Psychiatr Serv 60:512-519, April 2009
doi: 10.1176/appi.ps.60.4.512
© 2009 American Psychiatric Association
Impact of the Medicare Modernization Act on Dually Eligible Persons With Psychiatric Diagnoses: A New York State Case Study
Kristine Jones, Ph.D.,
Carole Siegel, Ph.D.,
Dave N. Bertollo, B.A. and
Judith Samuels, Ph.D.
The authors are affiliated with the Statistical and Services Research Division, New York State Office of Mental Health, Nathan S. Kline Institute, 140 Old Orangeburg Rd., Orangeburg, NY 10962 (e-mail: siegel{at}nki.rfmh.org). Dr. Siegel is also with the Department of Psychiatry, New York University School of Medicine, New York City.

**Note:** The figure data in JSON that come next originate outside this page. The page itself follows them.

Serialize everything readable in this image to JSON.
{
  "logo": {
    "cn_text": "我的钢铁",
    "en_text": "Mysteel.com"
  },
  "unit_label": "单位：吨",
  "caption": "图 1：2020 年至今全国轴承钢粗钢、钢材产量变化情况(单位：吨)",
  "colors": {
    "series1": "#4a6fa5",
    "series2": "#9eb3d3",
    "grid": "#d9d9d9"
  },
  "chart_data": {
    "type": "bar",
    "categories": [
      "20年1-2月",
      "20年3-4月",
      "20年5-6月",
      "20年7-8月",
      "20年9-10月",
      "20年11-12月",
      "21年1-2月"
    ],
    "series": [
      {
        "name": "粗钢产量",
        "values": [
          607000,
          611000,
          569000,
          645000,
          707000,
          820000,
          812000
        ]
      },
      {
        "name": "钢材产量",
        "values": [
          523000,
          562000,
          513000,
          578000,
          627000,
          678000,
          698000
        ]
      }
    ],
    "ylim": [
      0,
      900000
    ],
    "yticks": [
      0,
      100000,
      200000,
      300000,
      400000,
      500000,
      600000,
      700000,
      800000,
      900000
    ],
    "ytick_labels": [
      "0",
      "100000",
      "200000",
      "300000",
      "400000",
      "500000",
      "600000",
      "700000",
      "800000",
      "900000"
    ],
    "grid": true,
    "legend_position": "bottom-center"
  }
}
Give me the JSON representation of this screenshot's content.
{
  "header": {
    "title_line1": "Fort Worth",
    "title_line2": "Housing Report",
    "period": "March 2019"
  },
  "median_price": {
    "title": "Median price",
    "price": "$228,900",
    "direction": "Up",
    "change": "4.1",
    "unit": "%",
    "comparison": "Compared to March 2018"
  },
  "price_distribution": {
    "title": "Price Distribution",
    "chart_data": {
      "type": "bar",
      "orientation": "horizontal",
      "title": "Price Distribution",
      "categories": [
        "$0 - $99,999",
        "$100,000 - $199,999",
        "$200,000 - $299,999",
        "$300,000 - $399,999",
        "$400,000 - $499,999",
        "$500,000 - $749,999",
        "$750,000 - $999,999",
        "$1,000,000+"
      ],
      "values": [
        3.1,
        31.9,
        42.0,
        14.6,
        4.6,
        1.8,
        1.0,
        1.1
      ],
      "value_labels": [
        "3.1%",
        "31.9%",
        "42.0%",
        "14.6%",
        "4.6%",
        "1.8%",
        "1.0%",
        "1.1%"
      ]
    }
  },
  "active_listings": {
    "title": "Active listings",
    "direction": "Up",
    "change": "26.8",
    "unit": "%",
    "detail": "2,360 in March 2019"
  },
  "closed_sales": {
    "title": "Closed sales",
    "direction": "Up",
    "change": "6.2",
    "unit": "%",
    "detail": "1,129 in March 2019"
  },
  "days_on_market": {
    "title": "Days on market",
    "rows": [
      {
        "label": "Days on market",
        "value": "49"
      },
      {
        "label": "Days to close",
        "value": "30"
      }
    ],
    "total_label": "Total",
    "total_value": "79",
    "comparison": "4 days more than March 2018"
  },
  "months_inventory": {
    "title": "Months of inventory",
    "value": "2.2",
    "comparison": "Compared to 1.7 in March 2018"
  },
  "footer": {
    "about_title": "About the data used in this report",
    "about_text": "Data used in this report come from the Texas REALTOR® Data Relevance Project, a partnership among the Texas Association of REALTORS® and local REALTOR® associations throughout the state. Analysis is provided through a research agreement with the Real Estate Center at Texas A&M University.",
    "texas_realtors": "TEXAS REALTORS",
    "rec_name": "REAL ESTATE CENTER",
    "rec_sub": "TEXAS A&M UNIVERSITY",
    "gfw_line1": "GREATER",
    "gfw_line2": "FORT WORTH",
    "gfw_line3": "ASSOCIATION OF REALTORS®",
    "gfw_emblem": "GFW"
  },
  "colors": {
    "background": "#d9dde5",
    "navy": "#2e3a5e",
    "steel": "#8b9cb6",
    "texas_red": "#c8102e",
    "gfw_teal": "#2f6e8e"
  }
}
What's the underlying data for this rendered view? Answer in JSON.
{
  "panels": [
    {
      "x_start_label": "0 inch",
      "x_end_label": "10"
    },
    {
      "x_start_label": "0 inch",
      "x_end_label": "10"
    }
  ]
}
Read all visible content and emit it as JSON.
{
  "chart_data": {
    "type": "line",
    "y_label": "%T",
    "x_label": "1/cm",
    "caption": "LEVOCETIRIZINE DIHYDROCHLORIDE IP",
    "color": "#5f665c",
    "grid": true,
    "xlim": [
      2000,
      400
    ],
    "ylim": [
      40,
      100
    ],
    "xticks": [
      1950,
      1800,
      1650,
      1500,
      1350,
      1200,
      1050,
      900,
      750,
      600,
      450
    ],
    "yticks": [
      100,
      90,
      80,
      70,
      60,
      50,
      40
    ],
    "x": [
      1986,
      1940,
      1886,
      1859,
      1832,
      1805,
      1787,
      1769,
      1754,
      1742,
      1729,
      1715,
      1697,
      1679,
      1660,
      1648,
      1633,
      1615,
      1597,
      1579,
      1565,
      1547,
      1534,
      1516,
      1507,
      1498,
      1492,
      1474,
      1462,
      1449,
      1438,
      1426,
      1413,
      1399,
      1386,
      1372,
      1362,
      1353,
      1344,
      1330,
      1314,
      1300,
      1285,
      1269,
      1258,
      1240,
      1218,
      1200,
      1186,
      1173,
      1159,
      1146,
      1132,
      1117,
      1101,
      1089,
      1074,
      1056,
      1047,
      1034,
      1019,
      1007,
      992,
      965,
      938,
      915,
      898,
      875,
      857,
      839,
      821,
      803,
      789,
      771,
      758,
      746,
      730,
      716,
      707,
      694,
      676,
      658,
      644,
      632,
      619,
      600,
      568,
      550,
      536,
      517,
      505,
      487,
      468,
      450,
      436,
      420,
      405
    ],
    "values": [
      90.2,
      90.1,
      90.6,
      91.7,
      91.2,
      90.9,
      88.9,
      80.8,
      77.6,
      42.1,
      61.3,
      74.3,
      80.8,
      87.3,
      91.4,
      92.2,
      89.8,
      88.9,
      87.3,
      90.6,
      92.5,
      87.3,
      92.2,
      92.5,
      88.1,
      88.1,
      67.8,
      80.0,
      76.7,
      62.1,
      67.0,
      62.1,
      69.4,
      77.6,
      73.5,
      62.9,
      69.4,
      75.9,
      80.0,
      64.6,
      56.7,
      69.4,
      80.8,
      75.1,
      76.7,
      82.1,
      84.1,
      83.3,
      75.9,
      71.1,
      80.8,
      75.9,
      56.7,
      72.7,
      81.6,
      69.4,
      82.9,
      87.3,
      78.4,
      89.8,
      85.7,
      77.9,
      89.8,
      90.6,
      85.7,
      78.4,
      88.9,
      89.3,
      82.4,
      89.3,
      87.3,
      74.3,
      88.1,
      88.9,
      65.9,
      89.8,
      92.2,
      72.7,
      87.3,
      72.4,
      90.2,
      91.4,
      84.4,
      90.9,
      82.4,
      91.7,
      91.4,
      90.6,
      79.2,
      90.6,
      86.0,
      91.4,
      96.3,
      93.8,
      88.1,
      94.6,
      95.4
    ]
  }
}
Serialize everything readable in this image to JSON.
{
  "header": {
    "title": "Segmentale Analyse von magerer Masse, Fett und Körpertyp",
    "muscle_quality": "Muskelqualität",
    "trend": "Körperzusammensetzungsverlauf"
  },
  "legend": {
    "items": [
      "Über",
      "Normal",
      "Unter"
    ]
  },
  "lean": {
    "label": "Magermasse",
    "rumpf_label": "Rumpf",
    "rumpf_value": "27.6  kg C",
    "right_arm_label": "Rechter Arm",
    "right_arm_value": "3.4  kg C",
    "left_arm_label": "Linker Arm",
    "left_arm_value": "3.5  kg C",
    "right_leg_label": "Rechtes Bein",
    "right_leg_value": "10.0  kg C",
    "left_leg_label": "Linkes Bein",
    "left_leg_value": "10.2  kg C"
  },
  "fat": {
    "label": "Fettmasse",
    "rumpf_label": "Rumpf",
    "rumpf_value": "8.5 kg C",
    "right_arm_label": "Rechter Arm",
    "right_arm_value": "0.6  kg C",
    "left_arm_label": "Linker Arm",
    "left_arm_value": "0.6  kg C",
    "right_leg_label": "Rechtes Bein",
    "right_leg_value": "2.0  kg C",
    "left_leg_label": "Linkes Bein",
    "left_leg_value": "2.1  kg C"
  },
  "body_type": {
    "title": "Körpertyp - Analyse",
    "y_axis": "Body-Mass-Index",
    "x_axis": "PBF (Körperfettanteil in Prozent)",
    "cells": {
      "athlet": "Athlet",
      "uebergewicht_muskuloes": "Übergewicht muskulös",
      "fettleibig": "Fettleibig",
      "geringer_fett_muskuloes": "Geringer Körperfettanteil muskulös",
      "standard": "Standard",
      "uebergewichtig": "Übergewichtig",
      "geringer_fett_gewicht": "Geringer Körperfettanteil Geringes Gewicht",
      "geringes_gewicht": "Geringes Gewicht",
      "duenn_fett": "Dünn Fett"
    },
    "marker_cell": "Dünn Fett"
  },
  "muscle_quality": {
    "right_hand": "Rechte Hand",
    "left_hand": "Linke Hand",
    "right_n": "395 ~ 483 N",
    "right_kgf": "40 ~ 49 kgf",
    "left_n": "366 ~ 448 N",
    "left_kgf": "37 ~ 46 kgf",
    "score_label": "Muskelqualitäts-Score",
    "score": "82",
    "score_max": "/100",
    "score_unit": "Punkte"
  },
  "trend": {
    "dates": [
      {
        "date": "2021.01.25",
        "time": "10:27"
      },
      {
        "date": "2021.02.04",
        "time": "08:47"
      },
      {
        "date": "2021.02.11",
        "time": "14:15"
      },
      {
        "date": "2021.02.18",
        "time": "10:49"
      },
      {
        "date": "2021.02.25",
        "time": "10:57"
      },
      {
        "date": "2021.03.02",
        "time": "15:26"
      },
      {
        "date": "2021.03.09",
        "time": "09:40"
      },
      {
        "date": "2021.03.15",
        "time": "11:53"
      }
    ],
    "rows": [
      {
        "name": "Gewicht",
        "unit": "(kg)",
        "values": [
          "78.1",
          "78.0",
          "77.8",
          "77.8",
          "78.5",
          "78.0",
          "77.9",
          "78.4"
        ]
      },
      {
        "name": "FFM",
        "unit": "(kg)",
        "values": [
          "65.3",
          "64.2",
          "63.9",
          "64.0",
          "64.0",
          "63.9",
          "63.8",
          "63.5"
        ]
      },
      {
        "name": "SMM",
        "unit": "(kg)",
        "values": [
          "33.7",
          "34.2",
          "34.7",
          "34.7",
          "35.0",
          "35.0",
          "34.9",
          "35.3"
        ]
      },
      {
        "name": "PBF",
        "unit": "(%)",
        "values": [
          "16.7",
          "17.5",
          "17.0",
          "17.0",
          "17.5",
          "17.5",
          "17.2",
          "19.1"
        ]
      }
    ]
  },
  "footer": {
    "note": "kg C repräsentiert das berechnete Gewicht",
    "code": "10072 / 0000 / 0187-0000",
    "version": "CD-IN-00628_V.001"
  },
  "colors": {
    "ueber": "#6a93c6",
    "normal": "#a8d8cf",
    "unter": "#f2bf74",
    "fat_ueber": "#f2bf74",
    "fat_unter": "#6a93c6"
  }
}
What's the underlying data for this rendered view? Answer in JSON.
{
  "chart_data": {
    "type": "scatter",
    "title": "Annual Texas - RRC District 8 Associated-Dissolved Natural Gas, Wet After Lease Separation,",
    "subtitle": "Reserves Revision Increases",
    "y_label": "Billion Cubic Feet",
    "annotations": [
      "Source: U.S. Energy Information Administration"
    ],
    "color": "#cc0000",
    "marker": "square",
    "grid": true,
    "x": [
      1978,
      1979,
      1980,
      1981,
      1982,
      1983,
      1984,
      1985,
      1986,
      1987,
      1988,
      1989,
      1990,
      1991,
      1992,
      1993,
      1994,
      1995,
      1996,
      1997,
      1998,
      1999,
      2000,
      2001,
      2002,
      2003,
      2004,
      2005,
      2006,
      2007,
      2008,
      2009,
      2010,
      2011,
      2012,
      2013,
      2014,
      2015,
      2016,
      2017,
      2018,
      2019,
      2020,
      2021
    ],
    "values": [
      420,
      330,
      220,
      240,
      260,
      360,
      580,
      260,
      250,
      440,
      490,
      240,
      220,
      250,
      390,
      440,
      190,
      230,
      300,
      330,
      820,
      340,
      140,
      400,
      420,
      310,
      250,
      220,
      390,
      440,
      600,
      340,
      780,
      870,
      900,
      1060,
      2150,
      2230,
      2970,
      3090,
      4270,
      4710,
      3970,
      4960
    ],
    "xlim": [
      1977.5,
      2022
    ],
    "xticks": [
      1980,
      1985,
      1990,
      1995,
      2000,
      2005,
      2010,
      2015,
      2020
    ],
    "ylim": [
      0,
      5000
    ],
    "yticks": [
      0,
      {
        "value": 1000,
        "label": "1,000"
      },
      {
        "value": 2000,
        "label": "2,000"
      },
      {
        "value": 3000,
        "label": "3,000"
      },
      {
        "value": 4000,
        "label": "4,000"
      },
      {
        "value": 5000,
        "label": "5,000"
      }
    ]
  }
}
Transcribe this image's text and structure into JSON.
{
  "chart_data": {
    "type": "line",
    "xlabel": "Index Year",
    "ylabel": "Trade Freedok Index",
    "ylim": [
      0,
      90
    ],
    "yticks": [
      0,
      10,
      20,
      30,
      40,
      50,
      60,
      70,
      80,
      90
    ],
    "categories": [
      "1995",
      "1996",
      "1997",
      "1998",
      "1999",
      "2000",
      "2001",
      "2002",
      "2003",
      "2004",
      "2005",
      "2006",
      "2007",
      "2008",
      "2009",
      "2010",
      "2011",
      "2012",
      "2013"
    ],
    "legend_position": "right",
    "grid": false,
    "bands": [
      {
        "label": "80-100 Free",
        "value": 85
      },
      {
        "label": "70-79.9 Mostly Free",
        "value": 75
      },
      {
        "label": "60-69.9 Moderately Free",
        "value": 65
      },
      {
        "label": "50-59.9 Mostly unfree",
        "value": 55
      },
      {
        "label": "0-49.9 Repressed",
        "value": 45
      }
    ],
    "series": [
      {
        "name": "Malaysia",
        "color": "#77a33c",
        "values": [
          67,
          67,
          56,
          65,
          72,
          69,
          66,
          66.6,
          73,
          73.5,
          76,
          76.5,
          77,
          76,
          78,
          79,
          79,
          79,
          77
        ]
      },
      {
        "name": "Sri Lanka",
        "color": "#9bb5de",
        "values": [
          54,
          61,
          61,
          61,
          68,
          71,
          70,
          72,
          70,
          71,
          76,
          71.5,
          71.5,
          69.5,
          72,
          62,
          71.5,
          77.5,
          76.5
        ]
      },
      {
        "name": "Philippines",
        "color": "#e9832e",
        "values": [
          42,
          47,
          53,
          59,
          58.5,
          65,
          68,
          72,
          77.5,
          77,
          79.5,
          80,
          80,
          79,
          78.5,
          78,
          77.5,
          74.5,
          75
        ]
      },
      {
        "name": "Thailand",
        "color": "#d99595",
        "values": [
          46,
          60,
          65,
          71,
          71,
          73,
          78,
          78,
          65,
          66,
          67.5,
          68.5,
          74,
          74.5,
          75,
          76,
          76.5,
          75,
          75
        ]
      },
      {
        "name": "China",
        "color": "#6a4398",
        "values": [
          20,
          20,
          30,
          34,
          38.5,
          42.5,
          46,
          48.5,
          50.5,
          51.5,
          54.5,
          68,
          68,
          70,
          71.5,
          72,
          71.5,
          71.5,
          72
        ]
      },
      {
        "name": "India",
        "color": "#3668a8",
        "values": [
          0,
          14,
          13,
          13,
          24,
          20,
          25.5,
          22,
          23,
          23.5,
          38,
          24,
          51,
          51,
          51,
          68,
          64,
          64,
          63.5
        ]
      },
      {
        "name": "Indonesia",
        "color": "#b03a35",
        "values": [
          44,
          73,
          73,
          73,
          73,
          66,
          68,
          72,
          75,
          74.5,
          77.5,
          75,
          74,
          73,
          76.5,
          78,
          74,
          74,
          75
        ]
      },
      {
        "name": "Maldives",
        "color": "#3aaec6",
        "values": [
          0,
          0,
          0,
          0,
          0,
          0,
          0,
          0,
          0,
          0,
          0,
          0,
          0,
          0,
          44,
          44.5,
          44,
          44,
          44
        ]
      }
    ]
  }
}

OBJECTIVE: The 2003 Medicare Modernization Act shifted medication coverage from Medicaid to Medicare for persons dually eligible for both programs. This study examined the extent to which access to psychiatric and concomitant medications was reduced for dually eligible individuals in New York State. It also examined the extent to which consumer copayments and state costs were changed when the act was implemented in 2006. METHODS: Data were from psychiatric medication Medicaid claims in 2002 for the 36,842 dually eligible adults with severe mental illness and from the 2006 formulary data of New York State's 15 prescription drug plans available after the Medicare Modernization Act was implemented. The study simulated how dually eligible persons in New York State would fare under the plans' random and best-fit enrollment scenarios, taking into account the additional coverage provided by New York State's 2006 safety net policy. RESULTS: Implementation of the Medication Modernization Act reduced drug availability and increased usage restrictions. A study-defined generosity measure estimated a 51%±19% reduction in access. Dually eligible individuals with depression experienced the largest treatment gap. Cost changes to the state were essentially budget neutral, primarily because of the required claw-back payment. Consumer copayments increased percentagewise, but actual dollar amounts remained small; increases were higher under best-fit enrollment compared with random enrollment. CONCLUSIONS: Without a generous safety net policy, dually eligible beneficiaries, especially those with depression, are likely to experience large gaps in their medication coverage and somewhat higher out-of-pocket costs. Treatment gaps were somewhat reduced by placement in best-fit plans, and such placement resulted in no added financial burden to the state. However, this resulted in higher consumer copayments—payments that are small in the actual dollar amount but that might have an impact on spending and on medication access for a largely poor consumer group.